Some years ago, a well-known perfume company invented a concept called “the Aviance night.” In the ads, a housewife was shown primping for a night on the town, sashaying around the bedroom and flipping her hair from one side to the other as she puts on her earrings. As she douses herself with Aviance perfume, an unseen chorus conjectures excitedly that “she’s gonna have an Aviance night!”
I never had an Aviance night. I don’t, as a general rule, sashay. But I cannot completely silence that part of me that longs, every now and again, to be heading off confidently and aromatically into a night of candlelit romance. My longing tends to coalesce and rise to the surface, like chicken fat, every February.
A word about Valentine’s Day. This was originally a holiday for a god who protected shepherds’ flocks from the wolves outside Rome. I don’t know how we got from livestock surveillance to romantic love, but if I had to tender a guess I’d say it had something to do with the Hallmark company. We really have to watch these guys, because soon we’re going to find ourselves sending cards for Plumbers and Steamfitters Day (“You bring a special kind of caring to our water-serviced area…”).
It’s not that my husband and I don’t go out. Every Valentine’s Day, Ed will dutifully reserve a table at a romantic restaurant. I look forward to it until about five o’clock on the actual date. Somehow the mood never seems to fit. I put on perfume and wait for the unseen chorus to kick in, but hear instead the dulcet tones of my sweatpants calling out to me. Suddenly I don’t feel like going to an unfamiliar, overpriced restaurant. I want to go somewhere comfortable and known, a place where the wine doesn’t cost more than my shoes and the waiter won’t look down upon me for making “daikon” rhyme with “bacon.”
But this is Valentine’s Day, and we must persevere. For tomorrow, the Aviance Day After, friends and coworkers will grill us as to the activities of the night before. “The living room” is not an acceptable answer to “Where did Ed take you for Valentine’s?”
This year is no different. Poor Ed. He’s trying very hard. As we dress to leave, he takes my hands in his and leans in close. He cocks his head to one side, as if seeing me anew, in the fresh dawn of reawakened love. “Are you wearing an odor?”
Ed is romantic, but not in the traditional manner.
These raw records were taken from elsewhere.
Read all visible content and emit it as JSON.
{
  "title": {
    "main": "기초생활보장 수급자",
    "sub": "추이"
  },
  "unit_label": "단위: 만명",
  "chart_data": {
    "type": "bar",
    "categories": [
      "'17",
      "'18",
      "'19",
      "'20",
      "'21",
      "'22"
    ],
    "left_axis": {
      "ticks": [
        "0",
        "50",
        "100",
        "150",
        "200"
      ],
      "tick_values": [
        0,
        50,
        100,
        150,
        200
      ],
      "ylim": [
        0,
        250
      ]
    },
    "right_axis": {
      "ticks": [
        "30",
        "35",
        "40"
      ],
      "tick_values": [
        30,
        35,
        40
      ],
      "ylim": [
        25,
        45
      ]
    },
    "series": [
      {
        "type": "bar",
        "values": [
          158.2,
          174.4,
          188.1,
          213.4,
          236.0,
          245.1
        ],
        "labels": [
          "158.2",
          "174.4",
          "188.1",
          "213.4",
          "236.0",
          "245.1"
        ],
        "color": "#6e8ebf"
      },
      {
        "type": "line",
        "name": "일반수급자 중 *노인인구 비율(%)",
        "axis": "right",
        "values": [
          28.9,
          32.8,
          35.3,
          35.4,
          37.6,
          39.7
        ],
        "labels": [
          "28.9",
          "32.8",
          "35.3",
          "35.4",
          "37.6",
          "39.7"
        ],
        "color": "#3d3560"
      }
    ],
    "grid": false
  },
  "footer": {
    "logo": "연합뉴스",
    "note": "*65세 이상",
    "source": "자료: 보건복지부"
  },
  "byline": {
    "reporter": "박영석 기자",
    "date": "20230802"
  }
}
I once suggested that we bring the dining room candles into the bedroom. Ed brought them in and set them down on the floor near the door, at the farthest point from the bedspread and other combustibles, completely out of our view. “They still provide some nice ambient illumination,” he said. It was like getting into bed with Norm Abram.
I once asked him to pick up some massage oil, and he came home with an unscented variety. I didn’t know such a thing existed. Another time he tried to surprise me with a romantic bubble bath, not realizing that sometime during the day, something had gone wrong with the hot water heater, and the bath water was stone cold. No doubt we’d forgotten to send flowers on Plumbers and Steamfitters Day and the Local 486 had sabotaged our tank.
The Valentine’s Day dinner itself is always a bit of a trial. From the moment you’re seated, the gazing and hand-holding must begin. Everyone else is doing it, and so you must too. No matter what kind of day you’ve had or how long you’ve been married, the two of you must appear to be utterly, helplessly captivated by each other, unable to think about anything else. This does not work, for one simple, incontrovertible reason. A man at a restaurant table is thinking about food. He cannot help himself. He knows this isn’t allowed and will try very, very hard to appear to be thinking thoughts of love. The effort typically fails, and he achieves a look somewhere between hypnosis and acid reflux.
I say Valentine’s Day should have term limits. I say if you’re old enough to have trouble reading a menu by candlelight, you’re old enough that you shouldn’t have to bother. Kiss each other across a plate of spaghetti, while an unseen chorus admits that the Aviance night was always a little overrated.